Citazione Originariamente Scritto da conogelato Visualizza Messaggio
E niente, non ci intendiamo: La Coppia è chiamata a passare dall'io iniziale, al NOI.
ma chiamata da chi, perché ?
quello che fanno due persone sono affari loro, e vale solo nella misura in cui lo decidono loro;
è come dire che si è chiamati a bere l'Amaro del capo invece del vov;
quello che decidi tu con Cona sono affarucci vostri, privati, che a me o ad altri non devono interessare;
Citazione Originariamente Scritto da conogelato Visualizza Messaggio
Evidentemente parlo arabo. O aramaico antico, sanscrito...boh! .

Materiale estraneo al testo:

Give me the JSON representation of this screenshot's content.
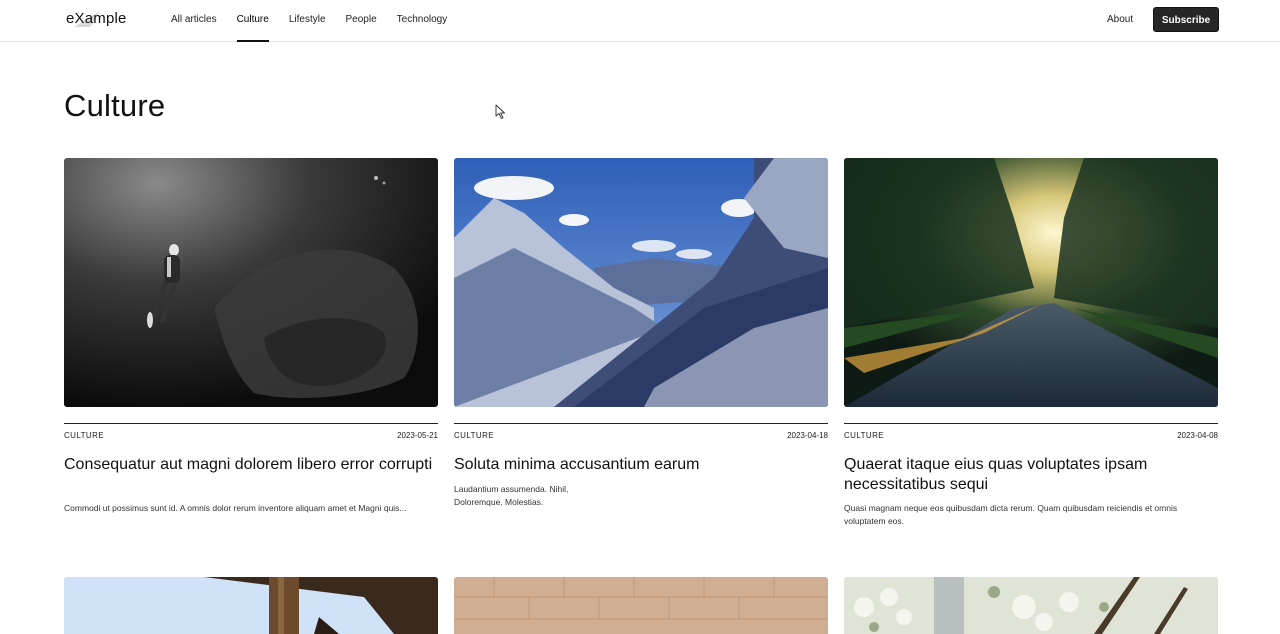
{
  "header": {
    "logo_text": "eXample",
    "nav": [
      {
        "label": "All articles",
        "active": false
      },
      {
        "label": "Culture",
        "active": true
      },
      {
        "label": "Lifestyle",
        "active": false
      },
      {
        "label": "People",
        "active": false
      },
      {
        "label": "Technology",
        "active": false
      }
    ],
    "about_label": "About",
    "subscribe_label": "Subscribe"
  },
  "page": {
    "title": "Culture"
  },
  "articles": [
    {
      "category": "CULTURE",
      "date": "2023-05-21",
      "title": "Consequatur aut magni dolorem libero error corrupti",
      "excerpt": "Commodi ut possimus sunt id. A omnis dolor rerum inventore aliquam amet et Magni quis...",
      "image": "scuba-diver-underwater"
    },
    {
      "category": "CULTURE",
      "date": "2023-04-18",
      "title": "Soluta minima accusantium earum",
      "excerpt": "Laudantium assumenda. Nihil, Doloremque. Molestias.",
      "image": "snowy-mountains"
    },
    {
      "category": "CULTURE",
      "date": "2023-04-08",
      "title": "Quaerat itaque eius quas voluptates ipsam necessitatibus sequi",
      "excerpt": "Quasi magnam neque eos quibusdam dicta rerum. Quam quibusdam reiciendis et omnis voluptatem eos.",
      "image": "sunlit-forest-road"
    }
  ],
  "more_articles": [
    {
      "image": "wooden-structure-sky"
    },
    {
      "image": "brick-wall"
    },
    {
      "image": "blossoming-tree"
    }
  ]
}
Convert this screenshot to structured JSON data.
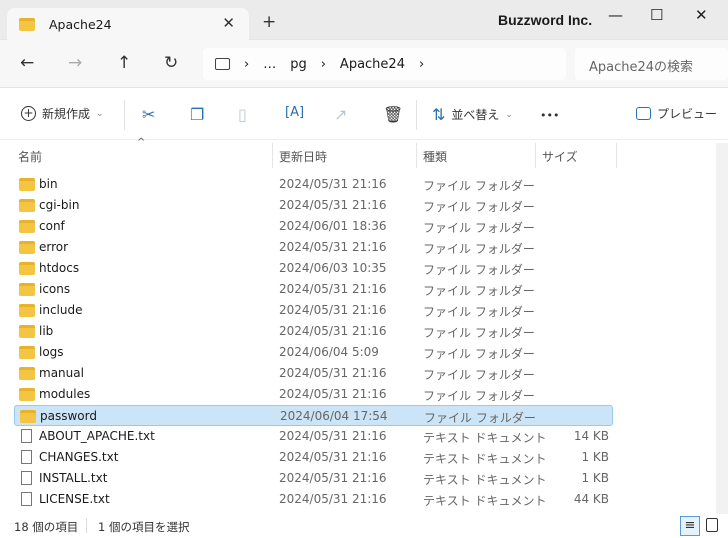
{
  "window": {
    "tab_title": "Apache24",
    "brand": "Buzzword Inc.",
    "tab_close": "✕",
    "new_tab": "+",
    "minimize": "—",
    "maximize": "☐",
    "close": "✕"
  },
  "nav": {
    "back": "←",
    "forward": "→",
    "up": "↑",
    "refresh": "↻",
    "breadcrumb": [
      "…",
      "pg",
      "Apache24"
    ],
    "sep": "›",
    "search_placeholder": "Apache24の検索"
  },
  "toolbar": {
    "new": "新規作成",
    "sort": "並べ替え",
    "more": "•••",
    "preview": "プレビュー"
  },
  "columns": {
    "name": "名前",
    "date": "更新日時",
    "type": "種類",
    "size": "サイズ"
  },
  "files": [
    {
      "name": "bin",
      "date": "2024/05/31 21:16",
      "type": "ファイル フォルダー",
      "size": "",
      "kind": "folder"
    },
    {
      "name": "cgi-bin",
      "date": "2024/05/31 21:16",
      "type": "ファイル フォルダー",
      "size": "",
      "kind": "folder"
    },
    {
      "name": "conf",
      "date": "2024/06/01 18:36",
      "type": "ファイル フォルダー",
      "size": "",
      "kind": "folder"
    },
    {
      "name": "error",
      "date": "2024/05/31 21:16",
      "type": "ファイル フォルダー",
      "size": "",
      "kind": "folder"
    },
    {
      "name": "htdocs",
      "date": "2024/06/03 10:35",
      "type": "ファイル フォルダー",
      "size": "",
      "kind": "folder"
    },
    {
      "name": "icons",
      "date": "2024/05/31 21:16",
      "type": "ファイル フォルダー",
      "size": "",
      "kind": "folder"
    },
    {
      "name": "include",
      "date": "2024/05/31 21:16",
      "type": "ファイル フォルダー",
      "size": "",
      "kind": "folder"
    },
    {
      "name": "lib",
      "date": "2024/05/31 21:16",
      "type": "ファイル フォルダー",
      "size": "",
      "kind": "folder"
    },
    {
      "name": "logs",
      "date": "2024/06/04 5:09",
      "type": "ファイル フォルダー",
      "size": "",
      "kind": "folder"
    },
    {
      "name": "manual",
      "date": "2024/05/31 21:16",
      "type": "ファイル フォルダー",
      "size": "",
      "kind": "folder"
    },
    {
      "name": "modules",
      "date": "2024/05/31 21:16",
      "type": "ファイル フォルダー",
      "size": "",
      "kind": "folder"
    },
    {
      "name": "password",
      "date": "2024/06/04 17:54",
      "type": "ファイル フォルダー",
      "size": "",
      "kind": "folder",
      "selected": true
    },
    {
      "name": "ABOUT_APACHE.txt",
      "date": "2024/05/31 21:16",
      "type": "テキスト ドキュメント",
      "size": "14 KB",
      "kind": "file"
    },
    {
      "name": "CHANGES.txt",
      "date": "2024/05/31 21:16",
      "type": "テキスト ドキュメント",
      "size": "1 KB",
      "kind": "file"
    },
    {
      "name": "INSTALL.txt",
      "date": "2024/05/31 21:16",
      "type": "テキスト ドキュメント",
      "size": "1 KB",
      "kind": "file"
    },
    {
      "name": "LICENSE.txt",
      "date": "2024/05/31 21:16",
      "type": "テキスト ドキュメント",
      "size": "44 KB",
      "kind": "file"
    }
  ],
  "status": {
    "count": "18 個の項目",
    "selected": "1 個の項目を選択"
  }
}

Non si tratta di annullarsi, Astrid.
beh, invece in realtà si tratta proprio e necessariamente di annullare aspetti della propria personalità; ora, è ovvio che in una coppia fondata sul sentimento e non sull'utile, non si può prescrivere col bilancino; ma il caveat di questo è che se l'equilibrio genera un disaccordo insanabile, quel "noi" diventa un disvalore, una condizione di disagio;
infatti:
Citazione Originariamente Scritto da conogelato Visualizza Messaggio
L'Amore evolve, si trasforma. Non è per sua natura una realtà statica
questo cambiamento, come ti dicono tutti qui, può degradare verso una condizione insanabile;
Citazione Originariamente Scritto da conogelato Visualizza Messaggio
Se uno non se ne frega più di tanto della Vita degli altri beh...si, non conviene sposarsi, come dicevano quei saggi. Ma neppure accompagnarsi. Neppure fidanzarsi. Il nodo verrà sempre comunque al pettine, Efua. Questione di tempo. Come dicevo ad Astrid, si sta bene, si è felici e ci si realizza solo passando dall'io al NOI. Solo amando veramente l'Altro per quello che è. E non per quello che vorremmo che fosse.
appunto:
siccome si cambia, o ci si rivela diversi dalla persona che inizialmente voleva rendersi desiderabile, durante quel teatrino che chiami fidanzamento, in cui secondo le tue dottrine non dovrebbe avvenire nulla di quelle circostanze davvero rivelatrici, quello che è l'altro non lo puoi sapere;

la coppia è come andare a cavallo; puoi in una certa misura condizionare l'andatura, ma devi anche assecondare i movimenti dell'animale, altrimenti ti giochi le vertebre in mezz'ora; e se stai per cadere devi mollare le staffe subito, perché altrimenti quello ti trascina e calpesta, anche se non ha nessuna intenzione di farti del male;
per saper andare a cavallo bisogna imparare a cadere, e già questo non basta.